Les étirements n’ont pas non plus démontré d’aspect préventif. Dans un article de 2017, Gino Panza suggère que « faire des étirements statiques est une intervention inefficace pour réduire la probabilité aiguë de futures crampes ».

La banane est-elle bonne contre les crampes?

Même la banane, grande vedette des ravitos, a été étudiée et n’a pas plus réussi à montrer son efficacité 

Les autres apports exogènes (sporténine, spiruline, boissons énergétiques, etc.) promettent fréquemment de réduire les crampes. Ce sont des « allégations santé », c’est-à-dire sans fondement scientifique. Chacun se fera son idée.

Conclusions et recommandations

En résumé, protégez vos muscles avant l’effort et en début d’épreuve! Un excès de contraintes en intensité, en répétition ou en amplitude (la fameuse crampe en enjambant une clôture de parc ou un arbre tombé) conduira plus ou moins rapidement à des crampes chez les sujets prédisposés. Le stress généré par le dossard majore aussi la préfatigue et explique en partie que la survenue des crampes n’est pas la même en course et à l’entraînement.

Les stratégies de supplémentation en eau, en sels minéraux, en magnésium, en banane ou en quoi que ce soit se révèlent inefficaces.

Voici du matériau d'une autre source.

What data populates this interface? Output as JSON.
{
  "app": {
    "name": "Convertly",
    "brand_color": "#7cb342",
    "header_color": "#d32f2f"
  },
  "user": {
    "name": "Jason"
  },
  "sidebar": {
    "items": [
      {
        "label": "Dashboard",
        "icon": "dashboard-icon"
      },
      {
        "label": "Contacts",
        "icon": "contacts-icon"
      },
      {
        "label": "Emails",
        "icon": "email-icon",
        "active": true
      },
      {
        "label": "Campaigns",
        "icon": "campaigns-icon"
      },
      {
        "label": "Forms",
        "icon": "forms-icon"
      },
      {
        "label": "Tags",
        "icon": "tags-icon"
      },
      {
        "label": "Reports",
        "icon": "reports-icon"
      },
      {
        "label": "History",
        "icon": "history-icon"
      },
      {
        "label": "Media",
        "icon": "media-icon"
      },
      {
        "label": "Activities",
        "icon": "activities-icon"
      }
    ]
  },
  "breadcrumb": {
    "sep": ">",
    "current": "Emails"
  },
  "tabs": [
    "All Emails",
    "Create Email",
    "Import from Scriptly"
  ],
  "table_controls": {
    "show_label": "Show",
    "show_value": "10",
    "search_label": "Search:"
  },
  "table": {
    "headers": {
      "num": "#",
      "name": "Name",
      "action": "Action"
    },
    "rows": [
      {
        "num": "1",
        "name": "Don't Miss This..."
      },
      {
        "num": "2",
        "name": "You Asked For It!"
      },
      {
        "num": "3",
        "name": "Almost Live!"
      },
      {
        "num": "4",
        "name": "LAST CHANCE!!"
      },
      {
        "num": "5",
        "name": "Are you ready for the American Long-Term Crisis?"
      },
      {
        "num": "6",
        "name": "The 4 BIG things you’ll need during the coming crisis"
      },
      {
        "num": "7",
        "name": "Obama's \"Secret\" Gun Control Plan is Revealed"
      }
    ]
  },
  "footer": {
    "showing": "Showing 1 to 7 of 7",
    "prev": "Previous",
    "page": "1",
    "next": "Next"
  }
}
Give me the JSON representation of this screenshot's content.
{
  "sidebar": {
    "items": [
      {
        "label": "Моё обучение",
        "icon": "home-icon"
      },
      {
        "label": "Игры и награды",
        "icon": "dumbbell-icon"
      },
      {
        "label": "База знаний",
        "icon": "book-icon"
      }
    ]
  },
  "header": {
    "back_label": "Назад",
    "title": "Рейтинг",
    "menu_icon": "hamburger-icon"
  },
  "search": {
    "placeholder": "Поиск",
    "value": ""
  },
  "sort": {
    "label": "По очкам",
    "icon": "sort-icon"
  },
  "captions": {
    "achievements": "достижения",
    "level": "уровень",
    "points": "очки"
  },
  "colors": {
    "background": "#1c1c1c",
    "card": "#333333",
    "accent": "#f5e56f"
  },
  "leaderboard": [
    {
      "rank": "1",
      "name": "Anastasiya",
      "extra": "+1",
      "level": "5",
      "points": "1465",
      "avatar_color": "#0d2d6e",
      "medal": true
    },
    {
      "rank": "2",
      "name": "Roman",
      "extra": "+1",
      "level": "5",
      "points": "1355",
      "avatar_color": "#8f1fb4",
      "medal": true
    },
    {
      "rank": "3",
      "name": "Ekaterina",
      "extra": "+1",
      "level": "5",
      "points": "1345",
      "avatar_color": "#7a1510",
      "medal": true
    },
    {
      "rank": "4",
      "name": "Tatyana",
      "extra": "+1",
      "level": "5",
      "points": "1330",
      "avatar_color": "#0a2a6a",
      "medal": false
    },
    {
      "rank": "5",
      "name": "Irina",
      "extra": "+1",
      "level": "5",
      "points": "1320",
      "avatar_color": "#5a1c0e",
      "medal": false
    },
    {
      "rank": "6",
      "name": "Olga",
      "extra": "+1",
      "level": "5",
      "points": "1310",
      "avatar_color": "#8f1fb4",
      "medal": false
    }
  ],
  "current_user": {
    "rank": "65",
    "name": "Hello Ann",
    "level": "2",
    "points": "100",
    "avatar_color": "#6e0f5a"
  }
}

L’apport excessif en eau peut même s’avérer dangereux (hyponatrémie) et l’apport en sel est parfois délicat à digérer.

Les méthodes physiques (massages, étirements, compression) exposent à moins d’effets secondaires, mais ne sont guère plus convaincantes.

Ces interventions, scientifiquement inefficaces, peuvent se révéler parfaitement salvatrices chez certains coureurs. Tant mieux pour eux. Si vous avez trouvé une procédure qui vous convient, gardez-la!

Il est certainement plus doux d’entendre que nos problèmes en course seraient liés à une carence, un manque, une anomalie et qu’une solution « externe » pourrait tout solutionner. Trop facile! Le remède doit probablement être plus « interne », par une réflexion lucide sur sa pratique, sa vitesse de course et ses capacités réelles. Finalement, ce débat est valable pour beaucoup de problèmes médicaux.


Jean-Charles Vauthier est médecin généraliste et médecin du sport. Ultra-traileur, il s’est intéressé à la médecine du trail en tant que responsable médical de l’Infernal Trail des Vosges ou du Trail de la Vallée des lacs. Il dirige également des recherches sur la physiologie de l’ultra endurance en lien avec la Faculté de médecine de Nancy.